Let’s say you work for a company who has keycard access into the building. As you swipe your entry in, another person comes up behind you at the same time. Common courtesy would dictate that you hold the door open for them, and now they’re in the building.
How can I prevent my business from falling for social engineering attacks?
Humans will be humans. That is why social engineering works so well. We can’t help but hold the door open for the guy carrying a bunch of stuff behind us or check out what’s on the flash drive we found in the hallway.
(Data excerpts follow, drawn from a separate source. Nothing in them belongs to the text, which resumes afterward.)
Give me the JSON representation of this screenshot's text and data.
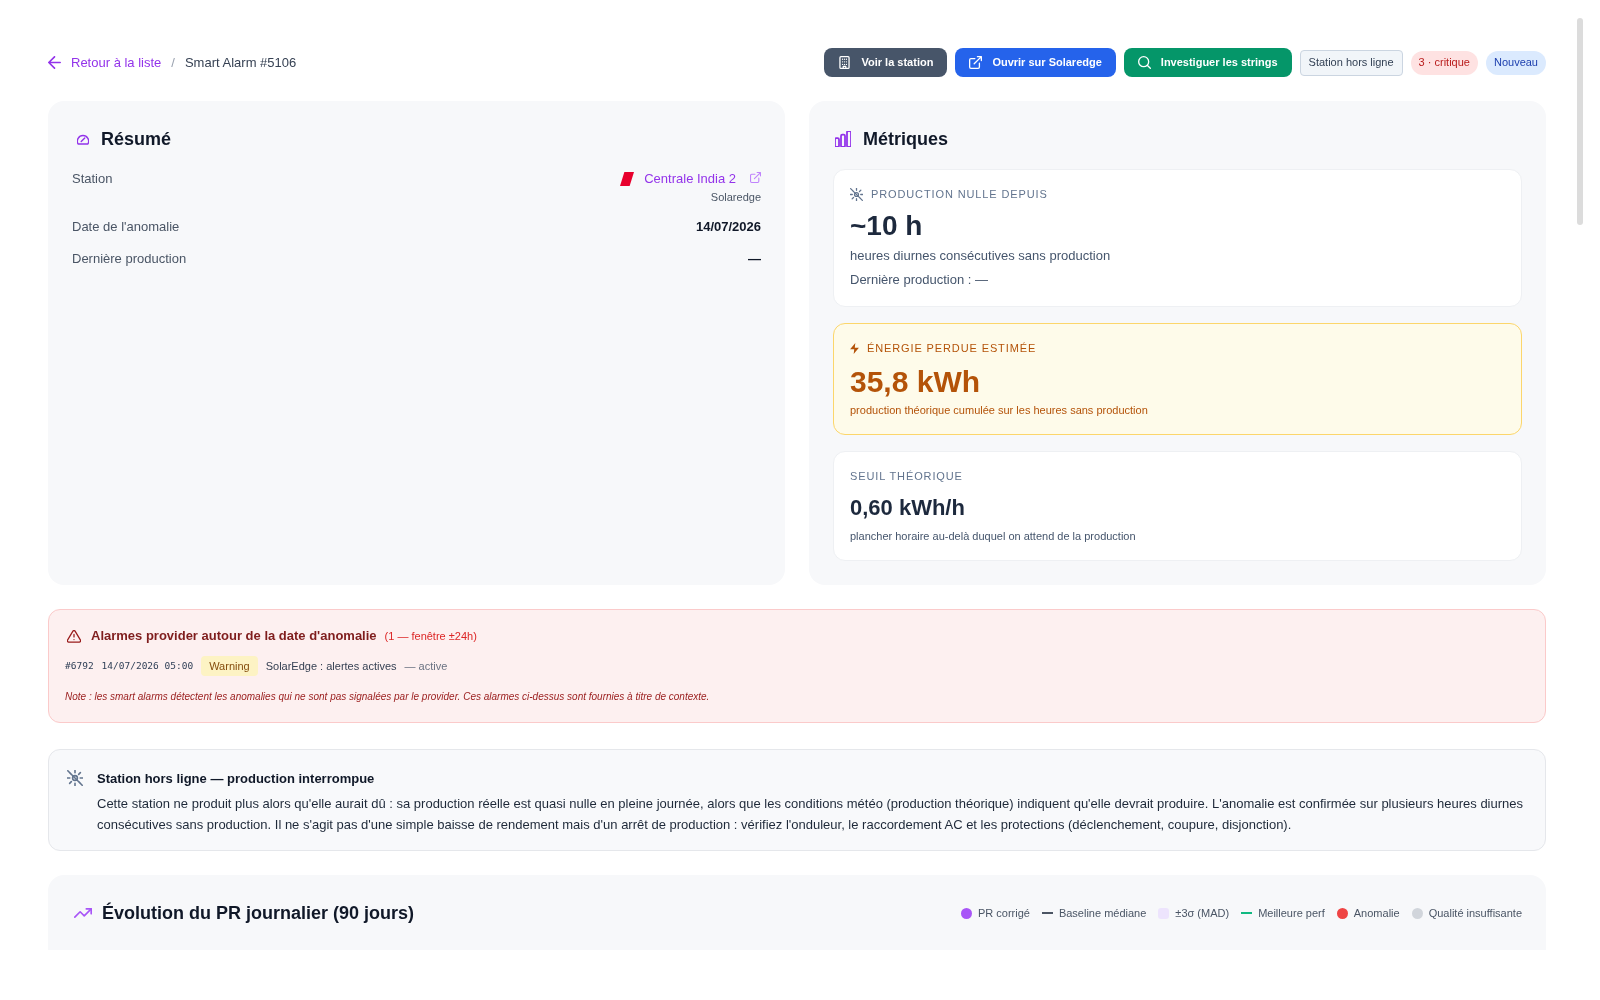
{
  "breadcrumb": {
    "back_link": "Retour à la liste",
    "separator": "/",
    "current": "Smart Alarm #5106"
  },
  "actions": [
    {
      "label": "Voir la station",
      "kind": "station"
    },
    {
      "label": "Ouvrir sur Solaredge",
      "kind": "external"
    },
    {
      "label": "Investiguer les strings",
      "kind": "investigate"
    }
  ],
  "badges": [
    {
      "label": "Station hors ligne",
      "kind": "status"
    },
    {
      "label": "3 · critique",
      "kind": "severity"
    },
    {
      "label": "Nouveau",
      "kind": "state"
    }
  ],
  "summary": {
    "title": "Résumé",
    "rows": [
      {
        "label": "Station",
        "kind": "station",
        "value": "Centrale India 2",
        "provider": "Solaredge"
      },
      {
        "label": "Date de l'anomalie",
        "kind": "text",
        "value": "14/07/2026"
      },
      {
        "label": "Dernière production",
        "kind": "text",
        "value": "—"
      }
    ]
  },
  "metrics": {
    "title": "Métriques",
    "cards": [
      {
        "kind": "duration",
        "label": "PRODUCTION NULLE DEPUIS",
        "value": "~10 h",
        "description": "heures diurnes consécutives sans production",
        "detail": "Dernière production : —"
      },
      {
        "kind": "loss",
        "label": "ÉNERGIE PERDUE ESTIMÉE",
        "value": "35,8 kWh",
        "description": "production théorique cumulée sur les heures sans production"
      },
      {
        "kind": "threshold",
        "label": "SEUIL THÉORIQUE",
        "value": "0,60 kWh/h",
        "description": "plancher horaire au-delà duquel on attend de la production"
      }
    ]
  },
  "provider_alarms": {
    "title": "Alarmes provider autour de la date d'anomalie",
    "count_note": "(1 — fenêtre ±24h)",
    "alarms": [
      {
        "id": "#6792",
        "time": "14/07/2026 05:00",
        "level": "Warning",
        "message": "SolarEdge : alertes actives",
        "status": "— active"
      }
    ],
    "note": "Note : les smart alarms détectent les anomalies qui ne sont pas signalées par le provider. Ces alarmes ci-dessus sont fournies à titre de contexte."
  },
  "diagnosis": {
    "title": "Station hors ligne — production interrompue",
    "text": "Cette station ne produit plus alors qu'elle aurait dû : sa production réelle est quasi nulle en pleine journée, alors que les conditions météo (production théorique) indiquent qu'elle devrait produire. L'anomalie est confirmée sur plusieurs heures diurnes consécutives sans production. Il ne s'agit pas d'une simple baisse de rendement mais d'un arrêt de production : vérifiez l'onduleur, le raccordement AC et les protections (déclenchement, coupure, disjonction)."
  },
  "pr_chart": {
    "title": "Évolution du PR journalier (90 jours)",
    "legend": [
      {
        "label": "PR corrigé",
        "kind": "dot",
        "color": "#a855f7"
      },
      {
        "label": "Baseline médiane",
        "kind": "line",
        "color": "#4b5563"
      },
      {
        "label": "±3σ (MAD)",
        "kind": "square",
        "color": "#ede4fd"
      },
      {
        "label": "Meilleure perf",
        "kind": "line",
        "color": "#10b981"
      },
      {
        "label": "Anomalie",
        "kind": "dot",
        "color": "#ef4444"
      },
      {
        "label": "Qualité insuffisante",
        "kind": "dot",
        "color": "#d1d5db"
      }
    ]
  }
}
It’s very hard for us to break our cultural conditioning and our cognitive biases.
Here are some tactics you can implement to ensure you stand the best chance of protecting yourself from yourself (and from your employees accidentally making a mistake):
Get your processes in place (and don’t deviate from them)
Any good business will have their processes for handling tasks. This ranges from customer service scripts to accounting payments.
Make sure your team buys into these processes and that they don’t make exceptions. If (and when) they are faced with a situation that isn’t covered by a process, train your team to slow down and ask for assistance from a supervisor.
Explain why your processes are in place
People can’t stand processes, especially when they slow you down from taking care of your customer.
I’ve found that when I’m told exactly why a process exists and how it helps save me from making a mistake, I’m more likely to follow it.
Treat your employees like humans and help them become aware of their cognitive biases.
Train your team
This ties into the last point, but your team needs to be made aware of their processes.
According to the 2020 State of the Phish report, 95% of organizations train employees how to identify and avoid social engineering attacks.
Take some time and think through some possible social engineering attacks that could affect your organization. Present those scenarios to your team and have them act out what they would do in those situations.
The better you train your team, the less likely they are to fall for a scam.
Frequently test your team
Nothing is more effective at teaching someone a lesson than failure.
Wouldn’t you rather have your customer support team get hacked by someone you are paying to find vulnerabilities?
There are companies you can hire to test your team and make sure they are following the proper procedures when faced with a possible social engineering attack.
Stay up to date on the latest social engineering attacks
You don’t need to become a security expert, but pay attention to the news. If you see an article about an organization who was hacked, read it and find out how that organization was hacked.
Once you hear of a new social engineering attack, try it out on your team. Work together to figure out how your team would defend against it, and put a procedure in place to safeguard yourself against that attack.
Social engineering attacks can be hard to spot. The best advice for preventing an attack on your organization is to stay vigilant by introducing the concept of social engineering into your company’s culture.